John Wanamaker, a noté Kirk, était « l’un des premiers adhérents à ce que nous appelons aujourd’hui l’évangile de la prospérité ». Il croit que lorsque son entreprise grossit et qu’elle se porte mieux, ce sont toutes des bénédictions de Dieu. » Pour lui, cela allait de pair avec ce que Kirk appelle « un étonnant éventail de mouvements de réforme morale », comme son travail avec la YMCA de Philadelphie et l’école du dimanche de Bethany, à laquelle il a contribué tant sur le plan organisationnel que financier. Il a également permis aux revivalistes Dwight L. Moody et Ira D. Sankey d’utiliser le site d’un futur magasin pour un revival massif en 1875. « Il était sur une quantité vertigineuse de conseils », a déclaré Kirk ; plus tard, elle a ajouté qu' »il ne devait certainement pas dormir beaucoup ».

Une vue de Market Street dans le centre-ville de Philadelphie.
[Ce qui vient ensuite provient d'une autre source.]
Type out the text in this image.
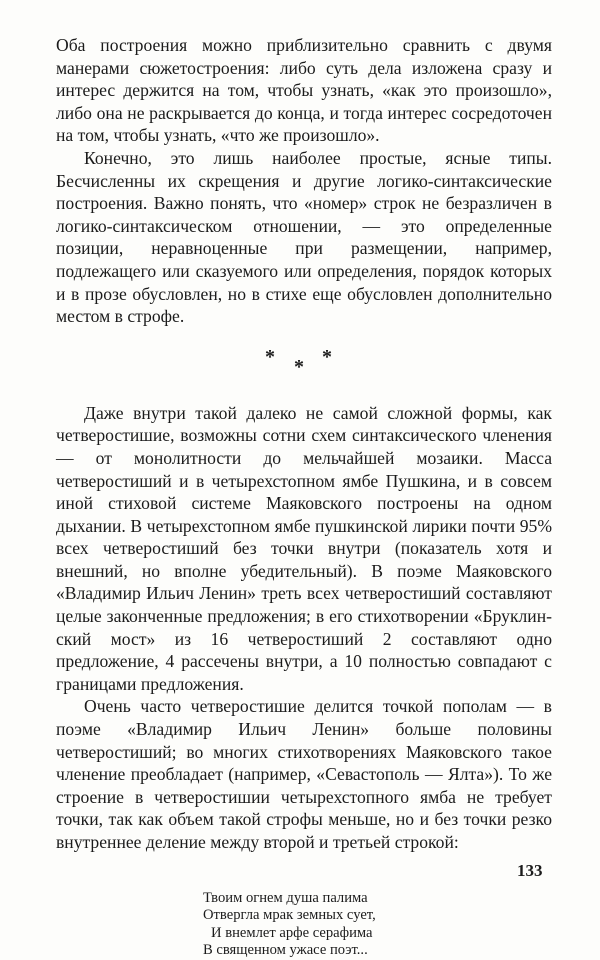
Оба построения можно приблизительно сравнить с двумя манерами сюжетостроения: либо суть дела изложена сразу и интерес держится на том, чтобы узнать, «как это произошло», либо она не раскрывается до конца, и тогда интерес сосредоточен на том, чтобы узнать, «что же произошло».

Конечно, это лишь наиболее простые, ясные типы. Бесчисленны их скрещения и другие логико-синтаксические построения. Важно понять, что «номер» строк не безразличен в логико-синтаксическом отношении, — это определенные позиции, неравноценные при размещении, например, подлежащего или сказуемого или определения, порядок которых и в прозе обусловлен, но в стихе еще обусловлен дополнительно местом в строфе.

* * *

Даже внутри такой далеко не самой сложной формы, как четверостишие, возможны сотни схем синтаксического членения — от монолитности до мельчайшей мозаики. Масса четверостиший и в четырехстопном ямбе Пушкина, и в совсем иной стиховой системе Маяковского построены на одном дыхании. В четырехстопном ямбе пушкинской лирики почти 95% всех четверостиший без точки внутри (показатель хотя и внешний, но вполне убедительный). В поэме Маяковского «Владимир Ильич Ленин» треть всех четверостиший составляют целые законченные предложения; в его стихотворении «Бруклинский мост» из 16 четверостиший 2 составляют одно предложение, 4 рассечены внутри, а 10 полностью совпадают с границами предложения.

Очень часто четверостишие делится точкой пополам — в поэме «Владимир Ильич Ленин» больше половины четверостиший; во многих стихотворениях Маяковского такое членение преобладает (например, «Севастополь — Ялта»). То же строение в четверостишии четырехстопного ямба не требует точки, так как объем такой строфы меньше, но и без точки резко внутреннее деление между второй и третьей строкой:

Твоим огнем душа палима
Отвергла мрак земных сует,
И внемлет арфе серафима
В священном ужасе поэт...
133
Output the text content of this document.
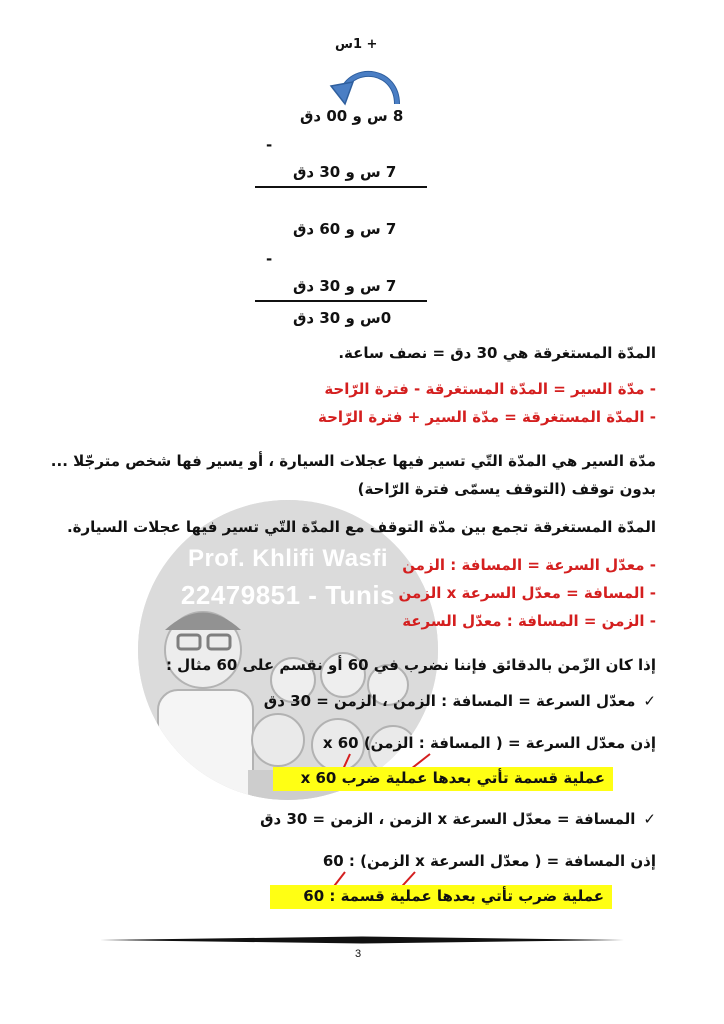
Prof. Khlifi Wasfi
22479851 - Tunis
+ 1س
8 س و 00 دق
-
7 س و 30 دق
7 س و 60 دق
-
7 س و 30 دق
0س و 30 دق
المدّة المستغرقة هي 30 دق = نصف ساعة.
- مدّة السير = المدّة المستغرقة - فترة الرّاحة
- المدّة المستغرقة = مدّة السير + فترة الرّاحة
مدّة السير هي المدّة التّي تسير فيها عجلات السيارة ، أو يسير فها شخص مترجّلا ...
بدون توقف (التوقف يسمّى فترة الرّاحة)
المدّة المستغرقة تجمع بين مدّة التوقف مع المدّة التّي تسير فيها عجلات السيارة.
- معدّل السرعة = المسافة : الزمن
- المسافة = معدّل السرعة x الزمن
- الزمن = المسافة : معدّل السرعة
إذا كان الزّمن بالدقائق فإننا نضرب في 60 أو نقسم على 60 مثال :
✓معدّل السرعة = المسافة : الزمن ، الزمن = 30 دق
إذن معدّل السرعة = ( المسافة : الزمن) x 60
عملية قسمة تأتي بعدها عملية ضرب x 60
✓المسافة = معدّل السرعة x الزمن ، الزمن = 30 دق
إذن المسافة = ( معدّل السرعة x الزمن) : 60
عملية ضرب تأتي بعدها عملية قسمة : 60
3
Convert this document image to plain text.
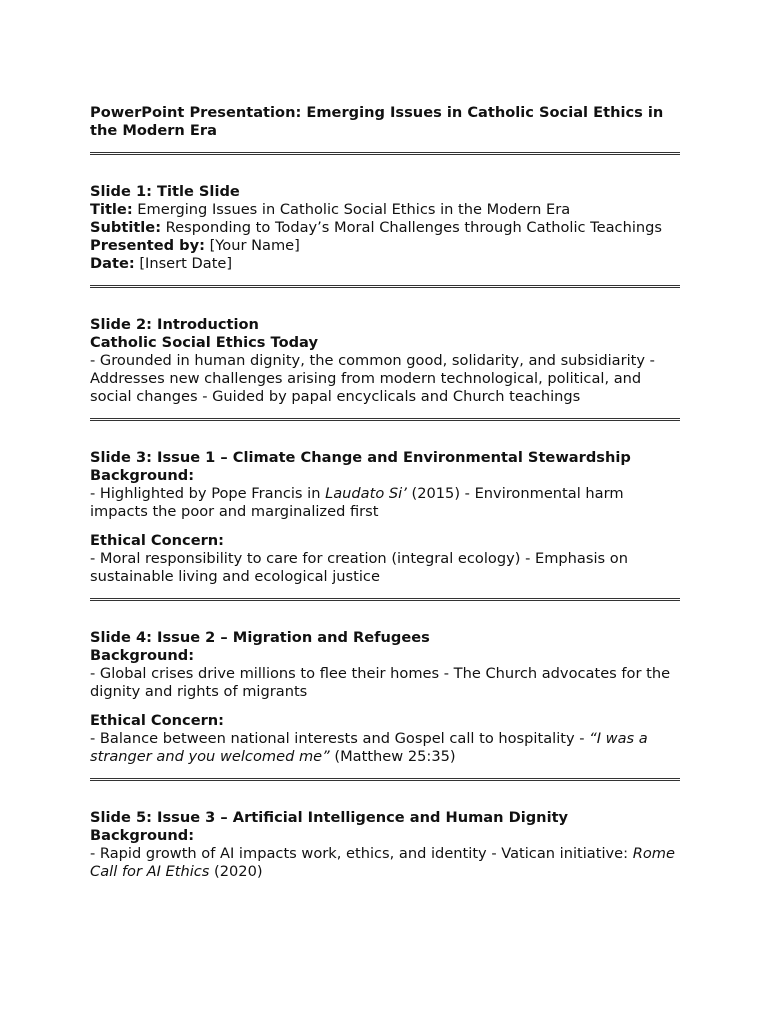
PowerPoint Presentation: Emerging Issues in Catholic Social Ethics in the Modern Era

Slide 1: Title Slide

Title: Emerging Issues in Catholic Social Ethics in the Modern Era

Subtitle: Responding to Today’s Moral Challenges through Catholic Teachings

Presented by: [Your Name]

Date: [Insert Date]

Slide 2: Introduction

Catholic Social Ethics Today

- Grounded in human dignity, the common good, solidarity, and subsidiarity - Addresses new challenges arising from modern technological, political, and social changes - Guided by papal encyclicals and Church teachings

Slide 3: Issue 1 – Climate Change and Environmental Stewardship

Background:

- Highlighted by Pope Francis in Laudato Si’ (2015) - Environmental harm impacts the poor and marginalized first

Ethical Concern:

- Moral responsibility to care for creation (integral ecology) - Emphasis on sustainable living and ecological justice

Slide 4: Issue 2 – Migration and Refugees

Background:

- Global crises drive millions to flee their homes - The Church advocates for the dignity and rights of migrants

Ethical Concern:

- Balance between national interests and Gospel call to hospitality - “I was a stranger and you welcomed me” (Matthew 25:35)

Slide 5: Issue 3 – Artificial Intelligence and Human Dignity

Background:

- Rapid growth of AI impacts work, ethics, and identity - Vatican initiative: Rome Call for AI Ethics (2020)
Wanamaker’s est sur la droite. (George Rinhart / Contributor / Getty Images)

Wanamaker a souvent fait passer ses convictions personnelles avant ses intérêts commerciaux. « Il a pris la décision consciente d’être fermé le dimanche, même si cela a fait perdre beaucoup de profits », a déclaré Kirk. » Il prend la décision consciente de ne pas servir d’alcool dans ses restaurants, ce qui lui fait perdre des revenus. »

Lorsqu’on lui demande de citer une figure plus contemporaine qui se rapproche du mélange de sens des affaires et de convictions religieuses et politiques de Wanamaker, Kirk nomme rapidement le fondateur de Walmart, Sam Walton. « Dans leur propre compréhension de leur politique et de leurs perspectives religieuses, qu’il y a certainement beaucoup de similitudes », a-t-elle dit.

Kirk a également trouvé des parallèles entre l’effet de Walmart sur le paysage du commerce de détail et le raffinement du grand magasin par Wanamaker. « Walmart a changé le paysage américain, et selon l’endroit où vous vous trouvez, vous pensez que c’est merveilleux, ou vous pensez que c’est absolument dévastateur », a-t-elle déclaré. « On a dit la même chose des grands magasins. »

Alors que le monde du commerce de détail continue d’évoluer, il sera influencé de manière à la fois subtile et grandiose par les croyances de ceux qui exploitent ces entreprises. Certains apporteront leurs propres points de vue idiosyncrasiques sur la vie quotidienne de ces établissements ; alors que nous réfléchissons à leurs effets sur la société dans son ensemble, l’héritage complexe de John Wanamaker offre un aperçu de la façon dont ces points de vue peuvent jouer à une plus grande échelle.

Note de la rédaction, 12 février 2019 : Une version antérieure de cette histoire contenait une légende de photo qui identifiait mal l’emplacement du Wanamaker’s sur Market Street à Philadelphie.